Let $x^{4}+ax^{2}+b\in K[x]$ (with $\mathrm{char}K\neq 2$) be irreducible with Galois group $G$.
I have shown that (a) if $b$ is a square in $K$, then $G$ is the Klein 4-group, (b) if $b$ is not a square in $K$ and $b(a^{2}-4b)$ is a square in $K$, then $G\cong\mathbb{Z}_{4}$.
I need to show that in the remaining case, i.e. if neither $b$ nor $b(a^{2}-4b)$ is a square in $K$, then $G\cong D_{4}$.

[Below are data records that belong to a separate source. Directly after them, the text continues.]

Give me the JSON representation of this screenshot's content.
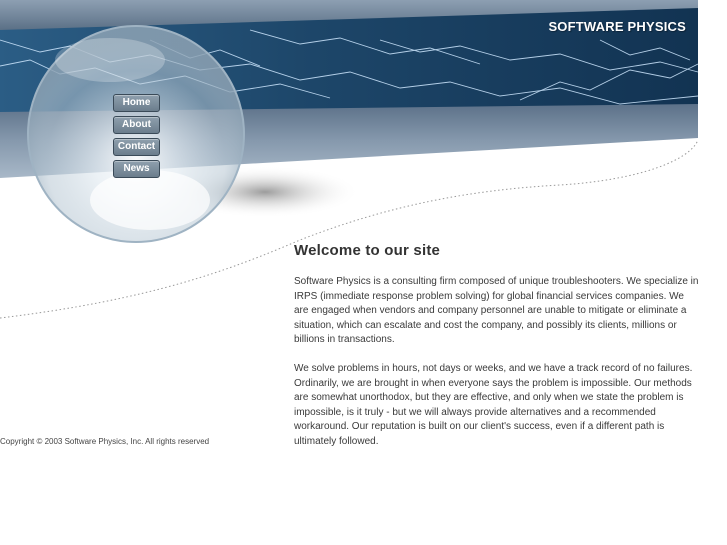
{
  "header": {
    "site_title": "SOFTWARE PHYSICS"
  },
  "nav": {
    "items": [
      {
        "label": "Home"
      },
      {
        "label": "About"
      },
      {
        "label": "Contact"
      },
      {
        "label": "News"
      }
    ]
  },
  "main": {
    "title": "Welcome to our site",
    "paragraphs": [
      "Software Physics is a consulting firm composed of unique troubleshooters. We specialize in IRPS (immediate response problem solving) for global financial services companies. We are engaged when vendors and company personnel are unable to mitigate or eliminate a situation, which can escalate and cost the company, and possibly its clients, millions or billions in transactions.",
      "We solve problems in hours, not days or weeks, and we have a track record of no failures. Ordinarily, we are brought in when everyone says the problem is impossible. Our methods are somewhat unorthodox, but they are effective, and only when we state the problem is impossible, is it truly - but we will always provide alternatives and a recommended workaround. Our reputation is built on our client's success, even if a different path is ultimately followed."
    ]
  },
  "footer": {
    "copyright": "Copyright © 2003 Software Physics, Inc. All rights reserved"
  },
  "colors": {
    "banner_dark": "#1b3d5e",
    "banner_mid": "#2e6187",
    "steel_band": "#7d90a4",
    "lightning": "#cfe8ff",
    "nav_button": "#7b8d9b",
    "heading_text": "#333333",
    "body_text": "#3a3a3a"
  },
  "icons": {
    "sphere": "glass-sphere-graphic",
    "lightning": "lightning-graphic"
  }
}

The roots of the polynomial are some $\pm\alpha,\pm\beta$. Moreover, $a=-\alpha^{2}-\beta^{2}$ and $b=\alpha^{2}\beta^{2}$. The roots of the resolvant cubic are $a,2\alpha\beta,-2\alpha\beta$. From my work in part (b), I know that in the last case we must have either $G\cong\mathbb{Z}_{4}$ or $G\cong D_{4}$. But I can't give an argument to conclude that it is $D_{4}$.
Update: I was thinking of arguing in the following way (basically showing the converse of part (b)) but I'm not sure whether it is right. Suppose $G\cong\mathbb{Z}_{4}$. Then $G$ is generated by the automorphism $\sigma:\alpha\mapsto-\beta,\beta\mapsto\alpha$ (since it has order 4). Now $\sigma$ fixes $\alpha\beta(\alpha^{2}-\beta^{2})$ so $G$ fixes it and it is an element in $K$. But its square is $b(a^{2}-4b)$, giving a contradiction.